INLS 180 Day 17 Notes

10/21/02

 

notes on the video symposium (markup to the pixel?)

www.open-video.org

 

  1. one-min papers
    1. Point

Different layers of markup (reference model, rules, instance, style sheet)

Media transparency and the media equation

    1. Questions

Why are some media innovations more acceptable in Japan than the US?

Is there SGML for video (MPEG-7)

More markup in this class?

Why so many of us did semantic markup for TV?

Aren’t we always ‘act’ as media all the time? How to separate the media and real?

Does media equation go beyond computers [yes, the original work was with TV]

Implications of media equation for design?  Abuse of media?

Can we create better (more personalized) clippy?

 

 

  1. Midterm Projects—web portion (continued)

 My estimation is that some of you are visual dominants and some text dominants and this influenced your assessments.  What draws your eye? (motion, size, color, shape)

The ‘sectors’ could be ‘wireframes’ for the underlying information architecture on a page

  

Should visual links (either text or icon) be repeated on page?

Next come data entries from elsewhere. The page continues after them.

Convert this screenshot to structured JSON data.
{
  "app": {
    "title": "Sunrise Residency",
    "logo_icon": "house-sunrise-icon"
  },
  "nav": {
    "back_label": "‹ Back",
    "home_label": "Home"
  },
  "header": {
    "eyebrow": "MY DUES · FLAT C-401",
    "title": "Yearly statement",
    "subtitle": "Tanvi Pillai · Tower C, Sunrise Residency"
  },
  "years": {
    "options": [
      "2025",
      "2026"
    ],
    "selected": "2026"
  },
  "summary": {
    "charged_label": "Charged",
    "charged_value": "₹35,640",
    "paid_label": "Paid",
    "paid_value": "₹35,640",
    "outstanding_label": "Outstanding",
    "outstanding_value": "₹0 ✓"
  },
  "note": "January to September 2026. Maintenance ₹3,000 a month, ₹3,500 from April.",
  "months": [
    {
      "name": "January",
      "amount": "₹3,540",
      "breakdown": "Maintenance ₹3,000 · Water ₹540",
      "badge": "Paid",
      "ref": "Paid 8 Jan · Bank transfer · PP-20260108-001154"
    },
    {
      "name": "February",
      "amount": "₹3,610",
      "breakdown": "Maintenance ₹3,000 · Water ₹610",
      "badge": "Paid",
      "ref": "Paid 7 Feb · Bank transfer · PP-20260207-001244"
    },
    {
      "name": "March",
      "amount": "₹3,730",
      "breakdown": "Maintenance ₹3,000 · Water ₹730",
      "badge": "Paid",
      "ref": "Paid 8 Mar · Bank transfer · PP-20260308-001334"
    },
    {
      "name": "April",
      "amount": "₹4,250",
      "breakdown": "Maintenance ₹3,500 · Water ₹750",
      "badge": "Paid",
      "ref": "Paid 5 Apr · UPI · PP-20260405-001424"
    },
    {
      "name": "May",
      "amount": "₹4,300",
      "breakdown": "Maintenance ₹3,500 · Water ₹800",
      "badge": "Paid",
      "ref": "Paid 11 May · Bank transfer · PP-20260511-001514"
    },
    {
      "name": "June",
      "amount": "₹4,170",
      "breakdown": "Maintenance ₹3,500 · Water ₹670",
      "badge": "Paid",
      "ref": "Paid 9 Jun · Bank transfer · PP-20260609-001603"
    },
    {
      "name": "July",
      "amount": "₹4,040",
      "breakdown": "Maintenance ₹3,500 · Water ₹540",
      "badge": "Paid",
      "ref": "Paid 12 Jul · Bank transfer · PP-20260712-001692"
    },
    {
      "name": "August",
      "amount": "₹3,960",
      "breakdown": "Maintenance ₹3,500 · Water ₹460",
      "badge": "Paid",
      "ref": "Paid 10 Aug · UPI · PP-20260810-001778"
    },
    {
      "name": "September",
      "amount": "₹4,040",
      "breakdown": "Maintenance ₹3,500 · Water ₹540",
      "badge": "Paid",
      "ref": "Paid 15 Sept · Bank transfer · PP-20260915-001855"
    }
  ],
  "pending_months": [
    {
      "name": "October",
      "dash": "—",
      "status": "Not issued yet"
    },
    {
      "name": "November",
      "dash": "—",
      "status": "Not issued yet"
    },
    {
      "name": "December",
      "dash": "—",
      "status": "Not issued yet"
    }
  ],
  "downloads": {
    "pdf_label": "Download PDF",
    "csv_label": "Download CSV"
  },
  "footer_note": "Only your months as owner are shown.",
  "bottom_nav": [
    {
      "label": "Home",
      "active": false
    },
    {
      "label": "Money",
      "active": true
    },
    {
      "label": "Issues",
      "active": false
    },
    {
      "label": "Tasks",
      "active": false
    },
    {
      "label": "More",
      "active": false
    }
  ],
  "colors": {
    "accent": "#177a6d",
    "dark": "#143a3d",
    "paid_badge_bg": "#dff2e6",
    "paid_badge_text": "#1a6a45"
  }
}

If there are lots of links, how are they ordered or clustered?

               

Are genre-specific styles emerging (e.g., university sites all give audience

options)?

 

Search sites

Depth of indexing in Yahoo (e.g., art)

Default search terms controversial

Portal versus search, directory versus analytical search, ads, special services/personalizations. Advertising and business model

 

Interaction(s): forms (fill in), menus, mouseovers, animations

 

Several of you tried reloads, different browsers, did controlled queries, greped for HTTP to count links, etc. to get more in-depth views of the pages.

 

What is the purpose of a website? Generate interest?  Provide information?  Sell products? Entertain?

Do you want to be entertained by your bank?

 

What is good design?

What is good architecture?

 

Comparisons across media

 

What does structure tell us about meaning?  Does this vary by medium?

Where are the opportunities?

 

3. Information Architecture

 

Definitions (from Rosenfeld & Morville, 2002)

a. The combination of organization, labeling, and navigation schemes within an information system;

b. The structural design of an information space to facilitate task completion and intuitive access to content;

c. The art and science of structuring and classifying web sites and intranets to help people find and manage information;

d. An emerging discipline and community of practice focused on bringing principles of design and architecture to the digital landscape.

 

IA powerpoint slides

 

 

4. One-minute paper concept

What was the big point you learned in class today?

What is the main, unanswered question you leave class with today?